Current coverage includes:

* Tokenizer initialization
* Encoding
* Decoding
* Save/load serialization
* Special tokens
* Invalid input handling
* End-to-end tokenizer consistency

Run tests:

```bash
pytest
```

### Current Status

```text
26 tests passed
```

---

## PyPI Packaging

The repository is structured as a reusable Python package using `pyproject.toml`.

Editable installation:

```bash
pip install -e .
```

The public API is exposed through:

```python
from domain_specific_bpe_tokenizer import BPETokenizer
```

---

## Documentation

Additional documentation is available in:

```text
docs/
```

Including:

* tokenizer architecture
* evaluation methodology
* benchmark reports

---

## Integration with LLM Training

This tokenizer was later integrated into a custom GPT-style medical language model training pipeline.

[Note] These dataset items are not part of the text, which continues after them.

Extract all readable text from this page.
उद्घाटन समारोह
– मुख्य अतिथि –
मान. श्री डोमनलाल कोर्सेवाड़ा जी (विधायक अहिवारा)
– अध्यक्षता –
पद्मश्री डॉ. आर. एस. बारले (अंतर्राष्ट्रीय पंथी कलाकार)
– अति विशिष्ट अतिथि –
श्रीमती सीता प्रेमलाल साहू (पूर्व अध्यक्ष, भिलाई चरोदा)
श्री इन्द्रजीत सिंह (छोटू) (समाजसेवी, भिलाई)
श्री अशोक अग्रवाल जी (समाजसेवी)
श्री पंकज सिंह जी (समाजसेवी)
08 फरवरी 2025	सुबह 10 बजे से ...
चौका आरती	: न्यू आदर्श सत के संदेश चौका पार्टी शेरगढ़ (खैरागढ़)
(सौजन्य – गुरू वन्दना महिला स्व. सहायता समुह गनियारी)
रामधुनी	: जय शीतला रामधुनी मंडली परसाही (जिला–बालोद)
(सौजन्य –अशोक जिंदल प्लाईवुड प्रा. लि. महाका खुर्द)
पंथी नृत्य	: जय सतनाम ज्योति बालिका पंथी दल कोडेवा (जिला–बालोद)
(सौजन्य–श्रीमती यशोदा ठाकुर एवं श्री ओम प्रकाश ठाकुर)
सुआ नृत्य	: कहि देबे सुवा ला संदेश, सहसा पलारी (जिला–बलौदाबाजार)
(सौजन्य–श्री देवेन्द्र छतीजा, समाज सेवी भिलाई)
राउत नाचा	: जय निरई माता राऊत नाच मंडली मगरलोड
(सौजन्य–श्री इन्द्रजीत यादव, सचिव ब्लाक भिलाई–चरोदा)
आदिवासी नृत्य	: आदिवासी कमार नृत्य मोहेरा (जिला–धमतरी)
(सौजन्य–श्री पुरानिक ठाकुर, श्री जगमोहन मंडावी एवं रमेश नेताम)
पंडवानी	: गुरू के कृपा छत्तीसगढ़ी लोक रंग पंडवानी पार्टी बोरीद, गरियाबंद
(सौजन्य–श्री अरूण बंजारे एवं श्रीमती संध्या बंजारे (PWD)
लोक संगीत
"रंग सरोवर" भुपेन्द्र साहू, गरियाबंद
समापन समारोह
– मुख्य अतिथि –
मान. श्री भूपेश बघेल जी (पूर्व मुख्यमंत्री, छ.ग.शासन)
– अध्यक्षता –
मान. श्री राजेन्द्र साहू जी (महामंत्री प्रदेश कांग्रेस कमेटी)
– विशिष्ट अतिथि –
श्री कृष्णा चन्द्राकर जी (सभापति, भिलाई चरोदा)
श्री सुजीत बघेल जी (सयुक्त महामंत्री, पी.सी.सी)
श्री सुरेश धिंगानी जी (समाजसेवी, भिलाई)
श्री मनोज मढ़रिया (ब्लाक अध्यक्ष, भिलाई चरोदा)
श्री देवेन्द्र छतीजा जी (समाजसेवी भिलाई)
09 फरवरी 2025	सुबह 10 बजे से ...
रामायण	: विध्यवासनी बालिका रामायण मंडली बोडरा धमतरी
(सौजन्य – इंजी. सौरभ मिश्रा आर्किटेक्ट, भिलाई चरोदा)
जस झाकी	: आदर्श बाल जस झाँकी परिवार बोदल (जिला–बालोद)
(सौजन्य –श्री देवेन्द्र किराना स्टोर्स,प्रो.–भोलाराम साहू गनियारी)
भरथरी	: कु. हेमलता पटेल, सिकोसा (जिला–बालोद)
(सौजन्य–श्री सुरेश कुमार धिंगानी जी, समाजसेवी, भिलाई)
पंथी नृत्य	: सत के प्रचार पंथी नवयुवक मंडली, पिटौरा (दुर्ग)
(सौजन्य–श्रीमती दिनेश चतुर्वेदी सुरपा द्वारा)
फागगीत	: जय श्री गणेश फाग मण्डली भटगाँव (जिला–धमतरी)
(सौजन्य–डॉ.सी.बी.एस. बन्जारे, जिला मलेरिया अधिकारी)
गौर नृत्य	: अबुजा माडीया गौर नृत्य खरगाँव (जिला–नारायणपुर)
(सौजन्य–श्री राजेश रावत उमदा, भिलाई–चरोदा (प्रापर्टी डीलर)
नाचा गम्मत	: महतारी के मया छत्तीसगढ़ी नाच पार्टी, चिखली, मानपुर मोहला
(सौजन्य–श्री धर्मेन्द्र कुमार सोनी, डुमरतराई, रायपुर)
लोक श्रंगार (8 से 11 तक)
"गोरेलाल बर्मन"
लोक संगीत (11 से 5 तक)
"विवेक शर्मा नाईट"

The tokenizer was used for:

* domain-specific tokenization
* autoregressive GPT training
* tokenizer-quality experiments
* KV-cache benchmarking studies

---

## Future Work

Future improvements include:

* Rust implementation for faster preprocessing
* Parallel BPE training
* Memory-efficient billion-token preprocessing
* Streaming tokenizer training
* Unicode normalization improvements
* Faster serialization formats
* Hugging Face tokenizer interoperability
* Tokenizer visualization tools
* Vocabulary pruning experiments

---

## Conclusion

This project demonstrates a complete from-scratch implementation of a scalable domain-specific BPE tokenizer.

The repository evolved from a simple educational tokenizer into a scalable biomedical NLP preprocessing pipeline featuring weighted BPE training, optimized merge learning, tokenizer evaluation, benchmarking against GPT-2/tiktoken, automated testing, and PyPI-ready packaging.

The strongest results appeared in medical-domain tokenization, where the tokenizer significantly reduced fragmentation for biomedical terminology compared with GPT-2/tiktoken.

Overall, the project demonstrates the importance of tokenizer design, merge-rule optimization, scalable preprocessing, and domain-specific vocabulary construction for modern NLP and LLM systems.